Mac waved to someone, then grasped Cory’s hand and held it. Another drum began its song, and Cory leaned over to Mac and spoke directly in his ear. “Do the Cree believe you can communicate with the dead?”

“I don’t know.”

“Find out when you’re there.”

“Where?”

“Canada. Go for it, Mac. You’ll have a great time. I wish I had someplace where…”

He didn’t urge her to finish the thought, but instead put his arm around her and pulled their chairs closer, and together they enjoyed the spectacle of music, dance, and color.

*

Sasha spent two hundred dollars on jewelry. All the way back to Summer she admired her purchases and described the beautiful things she hadn’t bought. She attempted to clasp a silver necklace on Tony, but he gently pushed her away.

“Never,” he said. “No jewelry.”

“Sasha,” said Mac in an accusing tone, “did you watch any of the powwow?”

“I certainly did. It was wonderful. Can’t wait to go again.”

Tony dropped her purchases one by one back into the bag. “You can’t afford to go again.”

The rain had ceased, the sky had cleared, and the moon was high overhead by the time Cory and Mac were parked alone in his driveway. Cory yawned and slumped in her seat. “I’m supposed to help Rob and his crew lay sod tomorrow. Five bucks an hour.”

“Close your eyes and hold out your hand.”

She obeyed. Something scraped against her palm as he dropped a light object into her hand. She looked. She was holding two silver web earrings.

“Remember when I met you?”

She traced the thin silver circle with her thumb. “I remember, Harvey MacNamara. I remember.”

“Happy prom night, Cory K.”

*

Another night ride through a maze of black highway and dark forest. Cory knew the route by heart, but as the road split open the wall of trees that disguised the familiar scenery, it was possible to imagine she was going someplace new, someplace unimagined.

The highway curved around a pond, and moonlight reflecting off the water half lit a solitary birch. Wind moved a pale branch. Cory saw the motion and her breath paused in her throat. It had seemed for that instant to be a ghost signaling, waving her down.

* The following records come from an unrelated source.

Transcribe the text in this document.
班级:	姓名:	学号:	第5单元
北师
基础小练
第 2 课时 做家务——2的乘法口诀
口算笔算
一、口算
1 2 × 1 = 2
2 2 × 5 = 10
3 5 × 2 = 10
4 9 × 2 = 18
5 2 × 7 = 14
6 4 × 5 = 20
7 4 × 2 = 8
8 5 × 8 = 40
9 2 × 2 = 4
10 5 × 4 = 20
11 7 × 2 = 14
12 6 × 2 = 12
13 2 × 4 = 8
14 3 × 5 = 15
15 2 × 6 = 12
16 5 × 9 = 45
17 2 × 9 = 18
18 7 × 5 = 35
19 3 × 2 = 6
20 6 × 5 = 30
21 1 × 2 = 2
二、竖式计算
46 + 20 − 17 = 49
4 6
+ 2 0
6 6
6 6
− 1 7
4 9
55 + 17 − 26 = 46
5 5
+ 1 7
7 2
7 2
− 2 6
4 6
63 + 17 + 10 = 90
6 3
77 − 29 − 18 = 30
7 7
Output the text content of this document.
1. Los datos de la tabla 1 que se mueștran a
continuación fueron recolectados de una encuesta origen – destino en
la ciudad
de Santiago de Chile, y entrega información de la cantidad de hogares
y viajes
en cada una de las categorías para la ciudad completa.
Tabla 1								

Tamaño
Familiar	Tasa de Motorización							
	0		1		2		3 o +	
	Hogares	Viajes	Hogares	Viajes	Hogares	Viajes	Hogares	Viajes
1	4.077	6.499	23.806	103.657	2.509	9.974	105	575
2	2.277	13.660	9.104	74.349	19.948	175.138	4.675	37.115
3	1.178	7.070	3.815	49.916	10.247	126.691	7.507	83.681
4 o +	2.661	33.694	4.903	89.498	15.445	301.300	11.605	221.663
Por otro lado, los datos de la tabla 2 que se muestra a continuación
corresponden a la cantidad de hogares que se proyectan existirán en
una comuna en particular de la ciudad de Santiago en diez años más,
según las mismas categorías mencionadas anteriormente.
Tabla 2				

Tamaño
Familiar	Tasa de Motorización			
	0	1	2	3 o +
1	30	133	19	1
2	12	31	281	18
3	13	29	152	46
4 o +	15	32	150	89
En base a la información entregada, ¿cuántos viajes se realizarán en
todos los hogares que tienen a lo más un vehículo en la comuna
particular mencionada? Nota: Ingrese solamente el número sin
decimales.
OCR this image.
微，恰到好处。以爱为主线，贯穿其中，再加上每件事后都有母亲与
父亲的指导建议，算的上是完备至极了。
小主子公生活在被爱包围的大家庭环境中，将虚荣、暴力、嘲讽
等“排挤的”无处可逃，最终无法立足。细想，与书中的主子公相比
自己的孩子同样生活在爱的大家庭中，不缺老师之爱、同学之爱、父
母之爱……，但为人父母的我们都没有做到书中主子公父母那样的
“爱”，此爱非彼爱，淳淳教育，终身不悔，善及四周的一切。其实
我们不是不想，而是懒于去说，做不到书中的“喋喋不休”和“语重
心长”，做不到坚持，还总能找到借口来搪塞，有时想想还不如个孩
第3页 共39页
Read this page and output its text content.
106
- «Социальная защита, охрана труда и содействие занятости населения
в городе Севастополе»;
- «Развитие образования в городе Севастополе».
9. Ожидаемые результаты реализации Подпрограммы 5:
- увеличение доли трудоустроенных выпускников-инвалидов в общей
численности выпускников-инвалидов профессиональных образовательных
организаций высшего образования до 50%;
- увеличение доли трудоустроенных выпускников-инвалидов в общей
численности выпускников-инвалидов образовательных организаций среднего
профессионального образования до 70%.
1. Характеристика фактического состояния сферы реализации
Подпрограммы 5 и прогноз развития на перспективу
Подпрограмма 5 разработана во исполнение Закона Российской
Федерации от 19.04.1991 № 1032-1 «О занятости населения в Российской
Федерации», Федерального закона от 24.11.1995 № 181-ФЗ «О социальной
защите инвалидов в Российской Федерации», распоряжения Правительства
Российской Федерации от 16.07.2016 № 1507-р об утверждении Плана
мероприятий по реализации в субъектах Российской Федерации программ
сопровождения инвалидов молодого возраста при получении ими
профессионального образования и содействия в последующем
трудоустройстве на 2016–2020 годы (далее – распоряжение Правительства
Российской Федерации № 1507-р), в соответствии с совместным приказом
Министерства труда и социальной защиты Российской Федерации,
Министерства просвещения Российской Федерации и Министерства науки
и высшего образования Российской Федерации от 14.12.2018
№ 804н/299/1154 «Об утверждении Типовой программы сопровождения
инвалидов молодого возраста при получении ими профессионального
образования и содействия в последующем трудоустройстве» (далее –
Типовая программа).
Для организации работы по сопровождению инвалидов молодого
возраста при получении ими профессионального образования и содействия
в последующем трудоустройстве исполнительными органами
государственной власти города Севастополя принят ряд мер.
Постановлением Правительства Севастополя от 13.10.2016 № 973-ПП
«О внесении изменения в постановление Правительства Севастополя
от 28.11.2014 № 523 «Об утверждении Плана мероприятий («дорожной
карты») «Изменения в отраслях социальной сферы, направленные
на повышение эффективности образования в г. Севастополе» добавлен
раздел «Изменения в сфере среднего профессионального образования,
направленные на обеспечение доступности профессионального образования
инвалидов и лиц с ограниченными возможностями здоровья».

Cory pulled the car over. She looked across the water and identified the tree, an ordinary birch. “No ghosts,” she said loudly. “No more ghosts tonight.” The stillness in the car weighed heavily. Cory reached and turned on the radio. It scanned until it found a clear-channel, far-away station. An announcer finished the Dallas weather report. “Ten-thirty,” he said in a musty drawl. “Now here’s a number to make you move.” The song started and Cory’s thumbs automatically beat out the rhythm on the steering wheel.

“Ten-thirty,” she groaned. “I don’t believe it—it’s ten-thirty on prom night, and I’m headed to bed.” She eased the car back onto the road. “No way.”

A push on the accelerator, a crank of the wheel, and she reversed directions and sped back toward town. It didn’t matter what Sash and Tony were doing. They would stop. It didn’t matter if she woke Barb and Jeff and had to drag Mac out of bed. The night was not over. They’d go back to the cafe, load the juke with quarters, make some noise. It was prom night, it was spring, and Cory wanted to be dancing.